As mentioned in Section 1, there is a wealth of mechanisms that offer point-solutions to the more general problem of exploiting paths, both as a structuring framework and as an optimization technique. This related work falls broadly into two categories, depending on their primary objective:
The system that is probably closest to Scout, at least in terminology, is Da CaPo (dynamic configuration of protocols) [11]. It defines an infrastructure for building multimedia protocols. While Da CaPo has a notion of paths and stages, there are important differences at all levels. At lowest level, Da CaPo paths are uni-directional and stages have very restricted functionality (they are essentially non-blocking event-handlers). As a result, Da CaPo is just powerful enough to accommodate common networking tasks. Also, interoperability with existing protocols is not a goal of Da CaPo. Another important difference is that path creation is left completely to an external ``configuration manager.'' As pointed out in Section 2, this means that in any reasonably complex system, the configuration manager will be burdened by detailed knowledge of the internal workings of particular protocols. In contrast, our path abstraction makes it easy to exploit both local and global knowledge during path creation. At a higher level, Da CaPo focuses completely on automatically selecting appropriate protocol functionality; performance and resource allocation appear to be secondary issues.

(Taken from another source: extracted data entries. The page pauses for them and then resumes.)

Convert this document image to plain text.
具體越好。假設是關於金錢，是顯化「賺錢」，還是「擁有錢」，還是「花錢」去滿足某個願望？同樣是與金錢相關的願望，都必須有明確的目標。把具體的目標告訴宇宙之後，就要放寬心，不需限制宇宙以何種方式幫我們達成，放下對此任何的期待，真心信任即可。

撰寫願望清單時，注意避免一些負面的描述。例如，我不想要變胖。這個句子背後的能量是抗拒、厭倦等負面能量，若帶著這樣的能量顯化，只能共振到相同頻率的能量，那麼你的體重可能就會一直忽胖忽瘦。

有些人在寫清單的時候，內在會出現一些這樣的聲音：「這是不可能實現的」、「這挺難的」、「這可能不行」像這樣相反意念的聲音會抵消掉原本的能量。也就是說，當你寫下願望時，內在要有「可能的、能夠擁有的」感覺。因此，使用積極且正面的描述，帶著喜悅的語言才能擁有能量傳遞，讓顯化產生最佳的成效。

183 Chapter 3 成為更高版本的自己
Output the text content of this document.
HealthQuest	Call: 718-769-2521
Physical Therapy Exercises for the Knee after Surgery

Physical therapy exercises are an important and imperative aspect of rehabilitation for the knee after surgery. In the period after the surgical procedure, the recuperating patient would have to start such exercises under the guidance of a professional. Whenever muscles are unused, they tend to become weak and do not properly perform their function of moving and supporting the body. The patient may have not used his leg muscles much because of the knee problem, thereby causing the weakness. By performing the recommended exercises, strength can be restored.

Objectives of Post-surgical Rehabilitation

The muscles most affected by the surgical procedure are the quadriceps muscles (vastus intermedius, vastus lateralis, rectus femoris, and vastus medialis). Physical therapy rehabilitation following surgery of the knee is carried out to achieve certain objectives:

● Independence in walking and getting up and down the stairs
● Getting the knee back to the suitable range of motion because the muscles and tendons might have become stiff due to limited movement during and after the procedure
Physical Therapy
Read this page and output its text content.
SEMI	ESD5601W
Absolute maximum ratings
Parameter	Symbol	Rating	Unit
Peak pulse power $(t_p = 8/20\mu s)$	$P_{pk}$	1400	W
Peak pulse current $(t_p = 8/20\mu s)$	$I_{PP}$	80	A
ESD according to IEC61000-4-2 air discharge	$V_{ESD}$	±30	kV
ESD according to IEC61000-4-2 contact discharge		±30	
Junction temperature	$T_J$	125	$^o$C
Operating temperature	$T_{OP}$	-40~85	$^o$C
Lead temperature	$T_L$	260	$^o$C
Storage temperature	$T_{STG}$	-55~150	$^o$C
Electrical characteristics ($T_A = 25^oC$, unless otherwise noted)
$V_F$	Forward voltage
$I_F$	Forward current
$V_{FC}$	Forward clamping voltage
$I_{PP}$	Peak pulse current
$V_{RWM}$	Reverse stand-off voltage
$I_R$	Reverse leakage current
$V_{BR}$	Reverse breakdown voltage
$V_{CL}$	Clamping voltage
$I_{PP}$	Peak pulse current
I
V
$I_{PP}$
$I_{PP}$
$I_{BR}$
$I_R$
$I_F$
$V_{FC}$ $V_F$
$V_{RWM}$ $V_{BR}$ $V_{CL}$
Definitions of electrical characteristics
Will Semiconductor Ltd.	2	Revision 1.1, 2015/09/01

Kay [17] introduces the notion of a PathID, which is designed specifically to reduce the latency of receive-side network processing. Fundamentally, a PathID is similar to a fine-grained virtual circuit identifier (VCI) in ATM networks [7]. Since PathIDs are stored in a known location in the header of network messages, packet classification becomes trivial (in the worst case a table-lookup). In [17], packets with a PathID are processed by highly optimized, handwritten code. Since this code is manually tuned, maintainability and ease of use are problematic. In fact, the paper suggests that PathIDs should be used for the rare cases where having to maintain two parallel branches of source code is a justifiable cost. Finally, PathIDs do not attempt to elevate paths to a fundamental OS structure, and the problem of creating paths without human direction is not addressed.